JAMES MAINA GITHIOMI v REPUBLIC [2010] KEHC 3581 (KLR)
Full Case Text
REPUBLIC OF KENYA
IN THE HIGH COURT OF KENYA
AT NYERI
Criminal Appeal 323 of 2008
JAMES MAINA GITHIOMI….……………….APPELLANT
Versus
REPUBLIC…..…....................................RESPONDENT
(Appeal from the original conviction and sentence of the Senior Resident Magistrate’s Court
at Karatina in SRMCR.317 of 2007 by L. MBUGUA - SRM)
J U D G M E N T
The appellant was initially charged with the offence of attempted robbery with violence contrary to Section 297 (2) of the Penal Code. It was alleged in the charge sheet that the appellant on 12th day of March, 2007 at Njathaini village in Nyeri District of the Central Province while being armed with a metal rod attempted to rob one Joseph Muriithi Mahu of one mobile phone make Motorolla C113 valued at Ksh.2000/= and at or immediately before or immediately after such attempt used actual violence to the said Joseph Murithi Mahu. The appellant too faced a charge of causing grievous harm contrary to section 234 of the Penal Code. Particulars being that on the same date and place, he did cause grievous harm to Joseph Muriithi Mahu by breaking his right hand. In a bid to prove its case, the prosecution called a total of two witnesses. At the conclusion of the trial, the learned trial magistrate found that the offence disclosed on the evidence was attempted robbery contrary to Section 297 (1) of the Penal code and not attempted robbery with violence. She accordingly reduced the charge and sentenced the appellant to 7 years imprisonment. She also found the appellant guilty of the 2nd count of grievous harm and similarly sentenced him to 7 years imprisonment. The learned magistrate however made no mention as to whether the aforesaid sentences would run concurrently or consecutively meaning therefore that the sentences would effectively run consecutively.
The appellant was aggrieved by the conviction and sentence and consequently lodged this appeal.

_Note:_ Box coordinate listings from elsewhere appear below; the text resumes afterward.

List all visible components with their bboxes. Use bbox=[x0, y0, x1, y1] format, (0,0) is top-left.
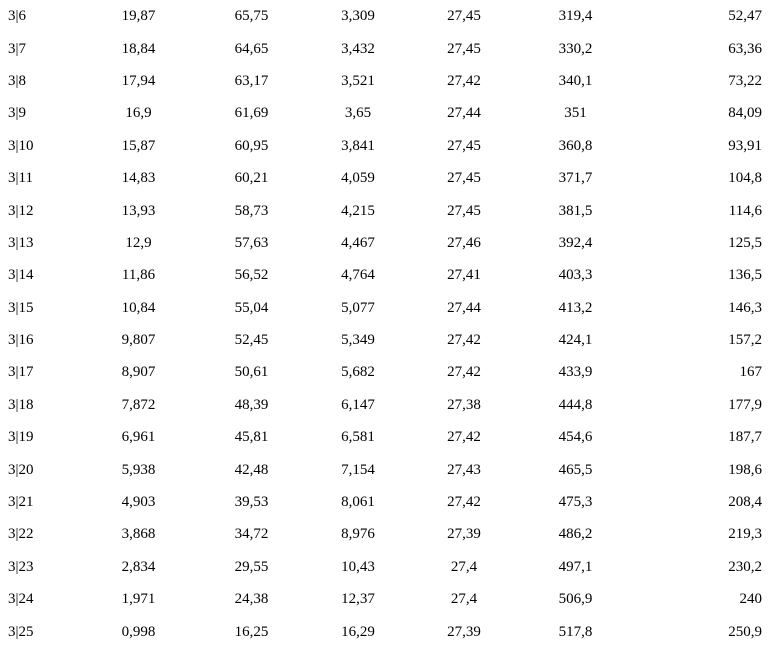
table-row bbox=[0, 292, 776, 324]
row-id-cell: 3|24 bbox=[8, 591, 34, 608]
row-id-cell: 3|18 bbox=[8, 396, 34, 413]
row-id-cell: 3|8 bbox=[8, 72, 27, 89]
value-cell-col-6: 125,5 bbox=[728, 234, 762, 251]
row-id-cell: 3|11 bbox=[8, 170, 33, 187]
value-cell-col-4: 27,43 bbox=[447, 461, 481, 478]
row-id-cell: 3|23 bbox=[8, 558, 34, 575]
value-cell-col-5: 444,8 bbox=[558, 396, 593, 413]
value-cell-col-3: 3,309 bbox=[341, 8, 375, 25]
value-cell-col-5: 340,1 bbox=[558, 72, 593, 89]
value-cell-col-5: 506,9 bbox=[558, 591, 593, 608]
value-cell-col-1: 12,9 bbox=[125, 234, 152, 251]
value-cell-col-6: 167 bbox=[739, 364, 762, 381]
value-cell-col-3: 8,976 bbox=[341, 526, 375, 543]
table-row bbox=[0, 615, 776, 647]
value-cell-col-4: 27,42 bbox=[447, 72, 481, 89]
value-cell-col-1: 15,87 bbox=[121, 137, 156, 154]
table-row bbox=[0, 518, 776, 550]
table-row bbox=[0, 65, 776, 97]
value-cell-col-6: 136,5 bbox=[728, 267, 762, 284]
value-cell-col-6: 198,6 bbox=[728, 461, 762, 478]
value-cell-col-4: 27,44 bbox=[447, 299, 481, 316]
value-cell-col-1: 0,998 bbox=[121, 623, 156, 640]
row-id-cell: 3|20 bbox=[8, 461, 34, 478]
value-cell-col-4: 27,39 bbox=[447, 623, 481, 640]
value-cell-col-3: 3,432 bbox=[341, 40, 375, 57]
value-cell-col-4: 27,45 bbox=[447, 137, 481, 154]
value-cell-col-6: 219,3 bbox=[728, 526, 762, 543]
table-row bbox=[0, 324, 776, 356]
value-cell-col-6: 230,2 bbox=[728, 558, 762, 575]
value-cell-col-5: 497,1 bbox=[558, 558, 593, 575]
value-cell-col-1: 14,83 bbox=[121, 170, 156, 187]
value-cell-col-5: 403,3 bbox=[558, 267, 593, 284]
value-cell-col-5: 465,5 bbox=[558, 461, 593, 478]
table-row bbox=[0, 389, 776, 421]
value-cell-col-2: 57,63 bbox=[234, 234, 269, 251]
row-id-cell: 3|25 bbox=[8, 623, 34, 640]
row-id-cell: 3|6 bbox=[8, 8, 27, 25]
value-cell-col-3: 5,682 bbox=[341, 364, 375, 381]
value-cell-col-6: 157,2 bbox=[728, 332, 762, 349]
value-cell-col-3: 5,349 bbox=[341, 332, 375, 349]
value-cell-col-1: 5,938 bbox=[121, 461, 156, 478]
value-cell-col-6: 63,36 bbox=[728, 40, 762, 57]
value-cell-col-4: 27,42 bbox=[447, 332, 481, 349]
value-cell-col-6: 52,47 bbox=[728, 8, 762, 25]
value-cell-col-4: 27,45 bbox=[447, 8, 481, 25]
value-cell-col-2: 52,45 bbox=[234, 332, 269, 349]
value-cell-col-3: 3,841 bbox=[341, 137, 375, 154]
value-cell-col-1: 6,961 bbox=[121, 429, 156, 446]
value-cell-col-1: 18,84 bbox=[121, 40, 156, 57]
value-cell-col-2: 55,04 bbox=[234, 299, 269, 316]
table-row bbox=[0, 32, 776, 64]
value-cell-col-2: 64,65 bbox=[234, 40, 269, 57]
value-cell-col-5: 371,7 bbox=[558, 170, 593, 187]
table-row bbox=[0, 162, 776, 194]
value-cell-col-5: 517,8 bbox=[558, 623, 593, 640]
row-id-cell: 3|13 bbox=[8, 234, 34, 251]
value-cell-col-2: 42,48 bbox=[234, 461, 269, 478]
value-cell-col-3: 3,65 bbox=[344, 105, 372, 122]
value-cell-col-4: 27,4 bbox=[450, 558, 478, 575]
value-cell-col-6: 177,9 bbox=[728, 396, 762, 413]
value-cell-col-4: 27,45 bbox=[447, 40, 481, 57]
value-cell-col-3: 12,37 bbox=[341, 591, 375, 608]
row-id-cell: 3|12 bbox=[8, 202, 34, 219]
value-cell-col-5: 413,2 bbox=[558, 299, 593, 316]
value-cell-col-2: 56,52 bbox=[234, 267, 269, 284]
value-cell-col-4: 27,38 bbox=[447, 396, 481, 413]
value-cell-col-3: 4,215 bbox=[341, 202, 375, 219]
table-row bbox=[0, 194, 776, 226]
value-cell-col-5: 454,6 bbox=[558, 429, 593, 446]
table-row bbox=[0, 486, 776, 518]
row-id-cell: 3|21 bbox=[8, 494, 34, 511]
value-cell-col-2: 61,69 bbox=[234, 105, 269, 122]
value-cell-col-4: 27,45 bbox=[447, 170, 481, 187]
row-id-cell: 3|22 bbox=[8, 526, 34, 543]
table-row bbox=[0, 97, 776, 129]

When the appeal came up for hearing, the appellant abandoned his appeal on conviction and elected to pursue the appeal on sentence only. He submitted that the sentence meted out on him was harsh and excessive considering that he was a first offender. That further the trial magistrate should have ordered the sentence to run concurrently.
The state appeared through Mr. Makura learned senior state counsel who submitted that the sentence should have been ordered to run concurrently as the two offences arose from the same transaction.
In the case of GriffinVs Republic, (1981) KR 121, it was held that the first appellate court should not interfere with the sentence imposed by the trial court solely on the ground that it was heavy, unless it was also manifestly harsh and excessive. Similarly in the case of Wanjema Vs Republic (1971) EA 493 it was held:
“An appellate court should not interfere with the discretion which a trial court exercised as to sentence unless it is evident that it overlooked some material factors, took into account some immaterial factors, acted on wrong principle or the sentence is manifestly excessive in the circumstances of the case.”
The offences for which the appellant was convicted and sentenced carries maximum sentence of seven (7) years and life imprisonment respectively. The appellant was sentenced to the maximum sentence on the first count and a mere seven years imprisonment on the second count. On the face of it, the sentence do not appear to be manifestly excessive considering the fact that the appellant broke the complainant’s right arm. The learned trial magistrate advanced reasons why she felt such sentences were necessary and or appropriate. Perhaps the only omission committed by the learned magistrate was to fail to order that the sentences imposed as aforesaid should run concurrently. Afterall the two offences were committed in the same transaction.
As I have previously stated the sentence imposed appears on the face of it to be legal and not manifestly excessive considering the circumstances of the case. I would in the premises without altering the conviction and sentence nonetheless order that the sentence to run concurrently.
It is therefore the order of this court that the appeal on sentence succeeds to that limited extent. The appellant shall serve seven years imprisonment on each count. However the sentences shall run concurrently.
Orders accordingly.
Dated and delivered at Nyeri this 25th day of January, 2010.